Explore, Enjoy, and Protect the Planet

On The Trail — February 2014

Black Moshannon — Ski Slope Trail Challenge!

by Gary Thornbloom

Black Moshannon State Park is one of the many gems in our State Park system. You can find something worth exploring in each season. Cross-country skiing is a great way to explore during the winter months. Trails in the park range from easy to challenging. Most skiers will find the Ski Slope Trail challenging, as well as fun — if they can make the grade!

The Ski Slope Trail begins at the edge of the beach area parking lot. You will climb 350’ in almost 1.5 miles on long, gentle switchbacks rising up and, with some nice views, out of the Black Moshannon Creek basin to the highest point in the park. There are gentle, short downhill sections, but overall you are steadily climbing.

The trail is in at least second-growth forest, climbing through an area that was denuded in the early part of the past century. As with much of our Public Land in Pennsylvania, this was land that industry used up, no longer saw as useful, and the Commonwealth purchased it. The land was reforested, in some instances with the conservation goal of protecting our streams, which had been choked with the sediment and debris from logging.

Note the many dead trees. The Black Moshannon area, particularly the forest east of the park, was devastated by the gypsy moth, one of the numerous forest pests introduced by commerce.
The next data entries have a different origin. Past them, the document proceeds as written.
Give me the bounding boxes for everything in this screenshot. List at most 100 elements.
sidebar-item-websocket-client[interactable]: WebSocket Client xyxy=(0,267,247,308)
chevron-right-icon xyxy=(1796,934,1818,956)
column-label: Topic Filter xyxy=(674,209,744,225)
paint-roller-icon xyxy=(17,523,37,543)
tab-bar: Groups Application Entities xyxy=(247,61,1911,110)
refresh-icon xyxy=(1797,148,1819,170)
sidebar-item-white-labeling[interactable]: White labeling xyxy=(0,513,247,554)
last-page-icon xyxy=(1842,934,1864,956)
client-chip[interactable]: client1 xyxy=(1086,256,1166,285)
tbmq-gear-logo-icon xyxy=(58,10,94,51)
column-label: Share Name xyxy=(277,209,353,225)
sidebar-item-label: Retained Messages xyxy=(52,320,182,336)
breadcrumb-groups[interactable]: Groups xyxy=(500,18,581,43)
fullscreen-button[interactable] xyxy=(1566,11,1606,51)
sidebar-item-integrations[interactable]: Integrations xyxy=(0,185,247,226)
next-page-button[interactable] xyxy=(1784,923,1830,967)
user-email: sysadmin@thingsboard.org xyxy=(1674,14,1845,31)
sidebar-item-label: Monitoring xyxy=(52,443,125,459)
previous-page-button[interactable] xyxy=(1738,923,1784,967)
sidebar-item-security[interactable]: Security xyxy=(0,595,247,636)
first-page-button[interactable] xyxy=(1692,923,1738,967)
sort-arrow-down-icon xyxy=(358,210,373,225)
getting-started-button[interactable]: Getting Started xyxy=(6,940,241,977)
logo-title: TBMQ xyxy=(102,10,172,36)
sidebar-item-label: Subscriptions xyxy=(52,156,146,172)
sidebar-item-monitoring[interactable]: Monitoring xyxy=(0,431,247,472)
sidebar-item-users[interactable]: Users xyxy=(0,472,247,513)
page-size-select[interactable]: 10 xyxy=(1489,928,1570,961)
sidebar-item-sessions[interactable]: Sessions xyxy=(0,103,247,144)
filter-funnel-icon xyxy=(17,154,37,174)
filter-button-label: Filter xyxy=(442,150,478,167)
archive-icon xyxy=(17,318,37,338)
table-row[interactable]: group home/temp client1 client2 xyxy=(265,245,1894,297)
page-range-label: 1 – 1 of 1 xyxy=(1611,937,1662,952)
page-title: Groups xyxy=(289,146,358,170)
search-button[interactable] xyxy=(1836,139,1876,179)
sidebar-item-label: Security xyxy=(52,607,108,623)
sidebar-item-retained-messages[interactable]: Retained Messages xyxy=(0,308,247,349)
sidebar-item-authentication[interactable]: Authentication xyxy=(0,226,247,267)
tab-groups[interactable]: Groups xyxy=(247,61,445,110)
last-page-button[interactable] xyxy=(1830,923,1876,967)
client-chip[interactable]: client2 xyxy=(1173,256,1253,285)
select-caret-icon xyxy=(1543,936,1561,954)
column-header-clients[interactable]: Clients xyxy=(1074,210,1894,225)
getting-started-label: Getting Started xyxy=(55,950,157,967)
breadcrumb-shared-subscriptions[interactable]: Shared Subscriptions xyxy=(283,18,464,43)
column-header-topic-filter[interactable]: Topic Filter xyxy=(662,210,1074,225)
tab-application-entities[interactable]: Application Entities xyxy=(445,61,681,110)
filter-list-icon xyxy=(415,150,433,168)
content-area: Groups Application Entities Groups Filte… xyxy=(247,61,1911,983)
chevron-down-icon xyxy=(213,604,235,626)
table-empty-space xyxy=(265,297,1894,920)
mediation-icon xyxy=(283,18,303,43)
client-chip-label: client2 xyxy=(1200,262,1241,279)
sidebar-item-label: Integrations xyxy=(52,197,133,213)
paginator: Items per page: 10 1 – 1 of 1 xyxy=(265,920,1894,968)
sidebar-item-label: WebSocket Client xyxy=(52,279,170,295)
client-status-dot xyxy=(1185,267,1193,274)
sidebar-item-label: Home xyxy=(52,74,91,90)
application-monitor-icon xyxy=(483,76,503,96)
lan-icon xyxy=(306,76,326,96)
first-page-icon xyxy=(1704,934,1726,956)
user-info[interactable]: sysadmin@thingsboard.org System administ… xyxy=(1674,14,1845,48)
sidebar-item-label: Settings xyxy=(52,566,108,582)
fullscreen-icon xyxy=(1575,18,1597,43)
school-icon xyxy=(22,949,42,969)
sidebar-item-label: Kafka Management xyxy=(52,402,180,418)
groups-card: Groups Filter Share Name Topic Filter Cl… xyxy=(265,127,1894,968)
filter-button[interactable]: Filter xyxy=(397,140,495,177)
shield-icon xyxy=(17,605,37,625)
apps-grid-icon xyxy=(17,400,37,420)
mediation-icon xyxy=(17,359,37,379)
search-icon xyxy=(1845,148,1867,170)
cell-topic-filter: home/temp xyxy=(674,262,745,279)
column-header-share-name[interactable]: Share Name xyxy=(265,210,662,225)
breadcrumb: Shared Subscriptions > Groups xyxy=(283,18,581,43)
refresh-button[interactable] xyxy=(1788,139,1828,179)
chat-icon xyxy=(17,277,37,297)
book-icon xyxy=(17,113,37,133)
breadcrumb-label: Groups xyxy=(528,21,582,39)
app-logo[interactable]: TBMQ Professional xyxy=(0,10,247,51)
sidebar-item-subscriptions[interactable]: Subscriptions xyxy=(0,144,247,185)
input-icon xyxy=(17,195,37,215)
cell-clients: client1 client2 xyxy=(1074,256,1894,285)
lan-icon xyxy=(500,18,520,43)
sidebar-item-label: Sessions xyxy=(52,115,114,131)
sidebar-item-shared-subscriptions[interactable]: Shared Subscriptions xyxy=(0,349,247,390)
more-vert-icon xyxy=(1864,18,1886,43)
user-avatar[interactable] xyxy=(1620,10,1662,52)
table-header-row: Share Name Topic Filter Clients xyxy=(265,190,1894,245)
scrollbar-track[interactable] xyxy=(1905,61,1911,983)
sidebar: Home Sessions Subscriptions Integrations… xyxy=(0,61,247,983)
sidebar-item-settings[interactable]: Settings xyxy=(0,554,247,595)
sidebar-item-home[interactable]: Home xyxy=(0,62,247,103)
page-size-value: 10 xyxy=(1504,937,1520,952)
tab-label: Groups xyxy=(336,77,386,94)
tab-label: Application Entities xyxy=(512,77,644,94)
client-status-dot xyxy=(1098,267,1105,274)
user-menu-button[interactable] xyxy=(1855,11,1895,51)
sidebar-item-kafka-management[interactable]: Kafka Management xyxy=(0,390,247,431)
Look at the saplings regenerating the forest. Oak is what was lost. Chestnut lost before that. White pine and hemlock logged before that. What tree species are forming the new forest?

Nature is resilient. Nature will endure. However the closer you look the more you can see the impacts of human enterprise, and those impacts have not usually resulted in improving the forest. The measure suggested by Aldo Leopold in A Sand County Almanac: A thing is right when it tends to preserve the integrity, stability, and beauty of the biotic community. It is wrong when it tends otherwise. How has this forest fared?

There are also signs of wildlife along the trail. Wood chips from woodpeckers searching for insects in dead trees. Deer paths through the mountain laurel. Deer rubs from several months back. Saplings gnawed by porcupines. Can you differentiate the two? Also look for the spoor indicating that a porcupine has been occupying the den in the base of a dead tree.

The Ski Slope Trail emerges at the edge of the parking area for the ski slope that the state operated here in the 1960’s and 70’s. The former lodge is now Cabin 20 — so be sure to give the cabin renters their space, or maybe consider renting the cabin for your next winter getaway!

Before you continue on the trail, consider including a detour to try ski the beginner slope at the far end of the parking area. With many bends in the trail, it is more difficult than most beginner trails! It is wide, and with several inches of new snow it is a reasonable challenge for an intermediate skier. Just remember, once you reach the bottom, it is a long slog back up unless you opt to ski out Dry Run and then south on Benner Run Road to return to your vehicle.

The Ski Slope Trail continues away from the former lodge and it is downhill from there. Gentle switchbacks and a wide trail give a skier the space to control their speed by stepping out of the track and into untracked snow, but it can still be a fast run.

The trail crosses SR 504 and a snowmobile trail, and ends at the Group Camping Area, where a sign directs you toward Black Moshannon Lake. Each of these is a different option for returning to your vehicle. I opted for the lake.

Cross the Beaver Road, ski through a picnic area and you are on the lake. To complete this 3.25 mile loop, ski to the right to return to your vehicle, or if you are still warm and hydrated, ski south to continue explorations on the lake.

Combine the Ski Slope Trail with lake skiing, and you will have skied miles of varied terrain, with interesting glimpses into the human and natural history of the Black Moshannon area — and that, is what exploring and enjoying Public Lands is all about.